Das Unternehmen verspricht in seinem Studio eine "entspannte und anregende Atmosphäre". Hier sollen Interessenten die Modelle entdecken können und sich inspirieren lassen. "Oder gönnen Sie sich eine Pause vom Treiben der Stadt in unserer eleganten Lounge", heißt es weiter auf der Website. Auch Kaffee gibt es für die Kunden.

Rund 250 Meter weiter, bei Lotus, klingt das Konzept ähnlich. Kunden könnten in diesem Showroom mit Experten sprechen, sich Modellneuheiten ansehen und innovative Technologien hautnah erleben, die "neue Dimensionen in puncto Leistung und Luxus eröffnen", steht auf der Website des Unternehmens. "Das ist weitaus mehr als nur ein Showroom. Das ist eine Lotus Erlebniswelt, in der Sie in unsere legendäre Vergangenheit und unsere wegweisende Zukunft eintauchen können."

Wolfgang Fischer liefert eine andere Erklärung für die neue Entwicklung in der Innenstadt. Überwiegend seien es eher unbekannte Elektro-Automobil-Hersteller aus dem asiatischen Raum, die ihre Showrooms in den Fußgängerzonen eröffnet haben. Über die zentralen Münchner Einkaufsmeilen sagt er: "Das sind die frequenzstärksten Einkaufsstraßen der gesamten Republik. Deshalb wollen die Fahrzeughersteller da hin – die sind unbekannt."

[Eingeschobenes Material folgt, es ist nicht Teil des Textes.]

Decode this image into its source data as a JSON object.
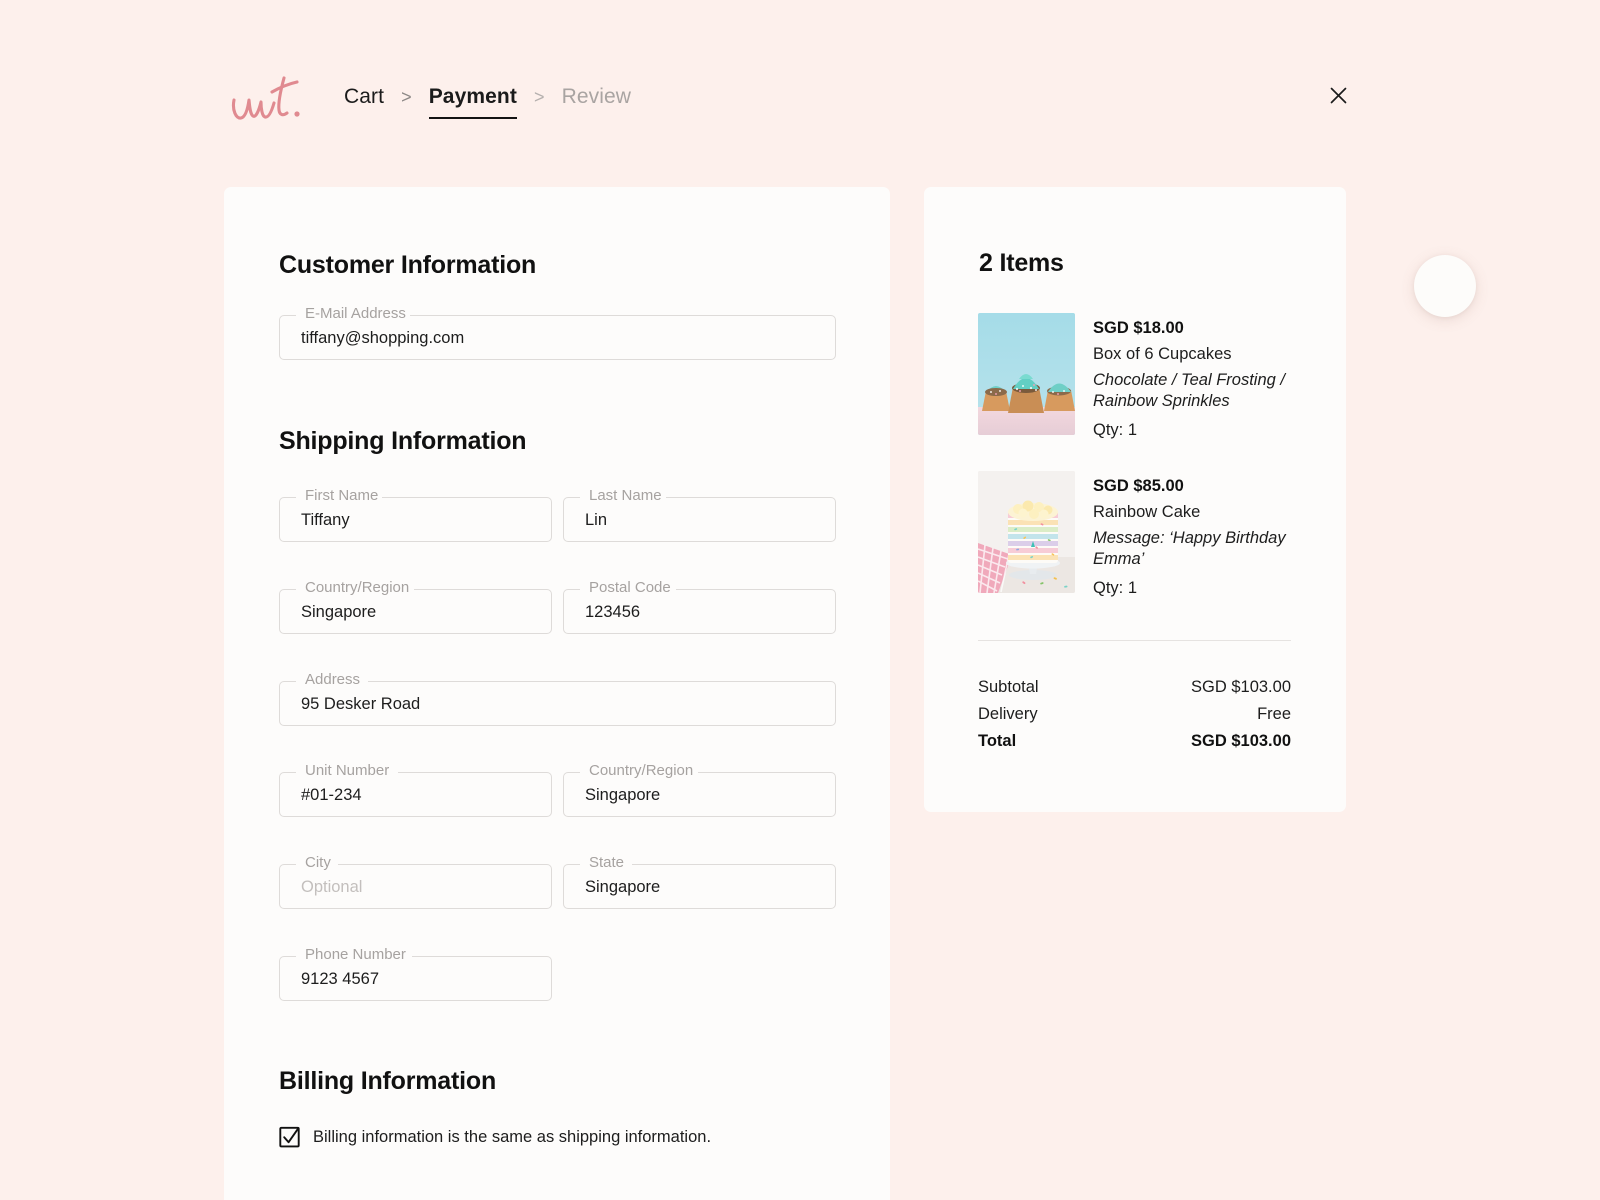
{
  "theme": {
    "page_background": "#FDF0EC",
    "card_background": "#FDFCFB",
    "logo_color": "#E08A90",
    "text_color": "#1D1D1D",
    "muted_text_color": "#A6A2A0",
    "field_border_color": "#DEDBD9"
  },
  "header": {
    "logo_text": "w.t.",
    "breadcrumb": [
      {
        "label": "Cart",
        "state": "completed"
      },
      {
        "label": "Payment",
        "state": "active"
      },
      {
        "label": "Review",
        "state": "upcoming"
      }
    ],
    "separator": ">",
    "close_label": "×"
  },
  "form": {
    "customer_section_title": "Customer Information",
    "shipping_section_title": "Shipping Information",
    "billing_section_title": "Billing Information",
    "fields": {
      "email": {
        "label": "E-Mail Address",
        "value": "tiffany@shopping.com",
        "placeholder": ""
      },
      "first_name": {
        "label": "First Name",
        "value": "Tiffany",
        "placeholder": ""
      },
      "last_name": {
        "label": "Last Name",
        "value": "Lin",
        "placeholder": ""
      },
      "country": {
        "label": "Country/Region",
        "value": "Singapore",
        "placeholder": ""
      },
      "postal": {
        "label": "Postal Code",
        "value": "123456",
        "placeholder": ""
      },
      "address": {
        "label": "Address",
        "value": "95 Desker Road",
        "placeholder": ""
      },
      "unit": {
        "label": "Unit Number",
        "value": "#01-234",
        "placeholder": ""
      },
      "country2": {
        "label": "Country/Region",
        "value": "Singapore",
        "placeholder": ""
      },
      "city": {
        "label": "City",
        "value": "",
        "placeholder": "Optional"
      },
      "state": {
        "label": "State",
        "value": "Singapore",
        "placeholder": ""
      },
      "phone": {
        "label": "Phone Number",
        "value": "9123 4567",
        "placeholder": ""
      }
    },
    "billing_checkbox": {
      "label": "Billing information is the same as shipping information.",
      "checked": true
    }
  },
  "summary": {
    "title": "2 Items",
    "items": [
      {
        "price": "SGD $18.00",
        "name": "Box of 6 Cupcakes",
        "variant": "Chocolate / Teal Frosting / Rainbow Sprinkles",
        "qty": "Qty: 1",
        "image": "cupcakes-photo"
      },
      {
        "price": "SGD $85.00",
        "name": "Rainbow Cake",
        "variant": "Message: ‘Happy Birthday Emma’",
        "qty": "Qty: 1",
        "image": "rainbow-cake-photo"
      }
    ],
    "totals": [
      {
        "label": "Subtotal",
        "value": "SGD $103.00"
      },
      {
        "label": "Delivery",
        "value": "Free"
      }
    ],
    "grand_total": {
      "label": "Total",
      "value": "SGD $103.00"
    }
  }
}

Der Werbewert eines solchen Showrooms sei hoch, man generiere unfassbare Aufmerksamkeit. "Diese Showrooms haben selbst keine Magnetfunktion, profitieren aber von der hohen Passantenfrequenz, die andere schaffen", sagt Fischer. "Wenn sie sich weiter ausbreiten, wird es schwierig für die Passantenfrequenz." Weniger Leute in den Münchner Fußgängerzonen – wegen Autos? Auch das wäre eine neue Entwicklung in der sich stark verändernden Münchner Innenstadt.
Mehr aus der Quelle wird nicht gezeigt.